In [None]:
# This Python 3 environment comes with many helpful analytics libraries installed
# It is defined by the kaggle/python Docker image: https://github.com/kaggle/docker-python
# For example, here's several helpful packages to load

# import numpy as np # linear algebra
# import pandas as pd # data processing, CSV file I/O (e.g. pd.read_csv)

# Input data files are available in the read-only "../input/" directory
# For example, running this (by clicking run or pressing Shift+Enter) will list all files under the input directory

import os
for dirname, _, filenames in os.walk('/kaggle/input'):
    for filename in filenames:
        print(os.path.join(dirname, filename))

# You can write up to 20GB to the current directory (/kaggle/working/) that gets preserved as output when you create a version using "Save & Run All" 
# You can also write temporary files to /kaggle/temp/, but they won't be saved outside of the current session

![Bike Sharing](https://newsinfo.inquirer.net/files/2016/08/bike-share.jpg)
## Visual analysis of shared bicycle data

1. Ask a question (Business Understanding)
2. Data Understanding
    - Data collection
    - Import Data
    - View data set information
3. Data Cleaning (Data Preparation)
    - Data preprocessing
    - Feature Engineering
4. Modeling
5. Model evaluation (Evaluation)
6. Plan implementation (Deployment)
    - Submit results to Kaggle
    - Report writing

## Introduction:
### Two, concrete operation

Put a data analysis step downstairs, if you don’t panic...some order may be adjusted.

### 1. Data collection

Data download address:
[kaggle](https://www.kaggle.com/c/bike-sharing-demand)


### 2. Project background
The shared bicycle system is a way of bicycle rental, which automatically obtains bicycle rental and return data through a network of self-service terminals throughout the city. Using this system, people can rent bicycles in one place and return them to different places as needed.
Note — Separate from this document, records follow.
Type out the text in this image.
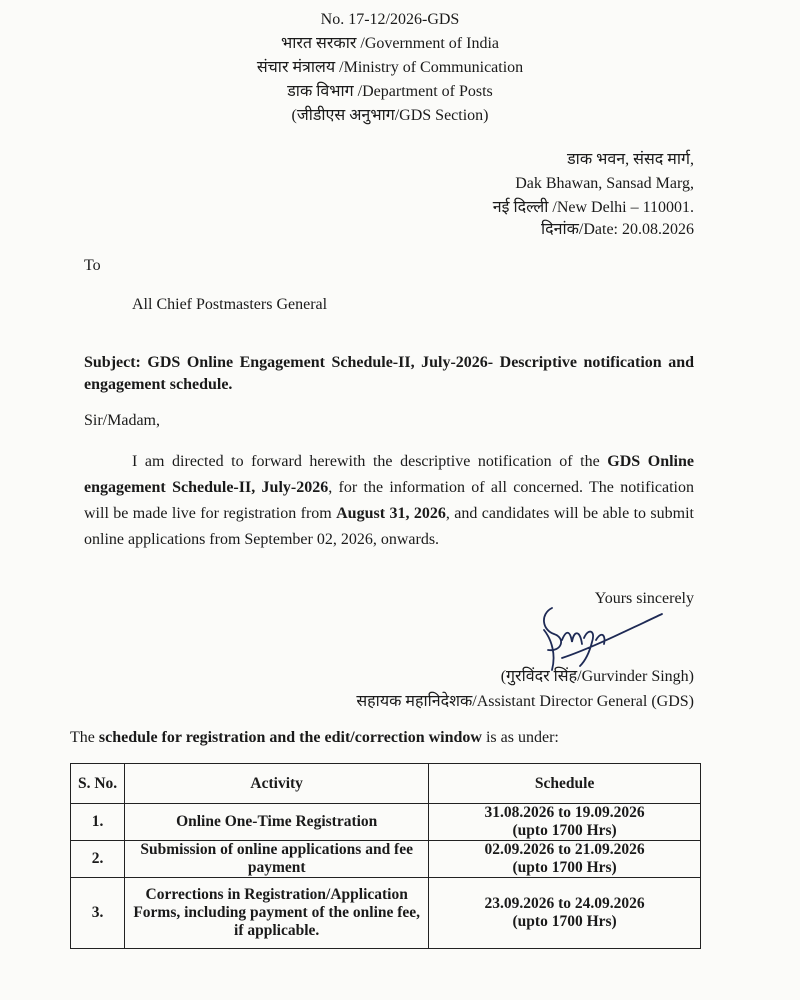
No. 17-12/2026-GDS
भारत सरकार /Government of India
संचार मंत्रालय /Ministry of Communication
डाक विभाग /Department of Posts
(जीडीएस अनुभाग/GDS Section)
डाक भवन, संसद मार्ग,
Dak Bhawan, Sansad Marg,
नई दिल्ली /New Delhi – 110001.
दिनांक/Date: 20.08.2026
To
All Chief Postmasters General
Subject: GDS Online Engagement Schedule-II, July-2026- Descriptive notification and engagement schedule.
Sir/Madam,
I am directed to forward herewith the descriptive notification of the GDS Online engagement Schedule-II, July-2026, for the information of all concerned. The notification will be made live for registration from August 31, 2026, and candidates will be able to submit online applications from September 02, 2026, onwards.
Yours sincerely
(गुरविंदर सिंह/Gurvinder Singh)
सहायक महानिदेशक/Assistant Director General (GDS)
The schedule for registration and the edit/correction window is as under:
S. No.	Activity	Schedule
1.	Online One-Time Registration	31.08.2026 to 19.09.2026
(upto 1700 Hrs)

2.	Submission of online applications and fee payment	02.09.2026 to 21.09.2026
(upto 1700 Hrs)

3.	Corrections in Registration/Application Forms, including payment of the online fee, if applicable.	23.09.2026 to 24.09.2026
(upto 1700 Hrs)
The data generated by the system clearly records the length of time the car is used, the place of departure, the place of arrival, and the elapsed time. Therefore, the bicycle sharing system is used as a sensor network, which can be used to study mobility in cities. In this project, it is required to analyze the influence of factors such as the number of shared bicycle rentals and weather and time based on historical usage data to predict the demand for shared bicycle rentals in the shared bicycle plan of the US capital, Washington, DC.

![The Bikeshare Planning](https://encrypted-tbn0.gstatic.com/images?q=tbn:ANd9GcQYqLSyhZlabEFkwzudA4Ncm9-Jz8vZ_5yVcA&usqp=CAU)

### 2.1 Asking questions

Q. What are the factors that affect the use of shared bicycles?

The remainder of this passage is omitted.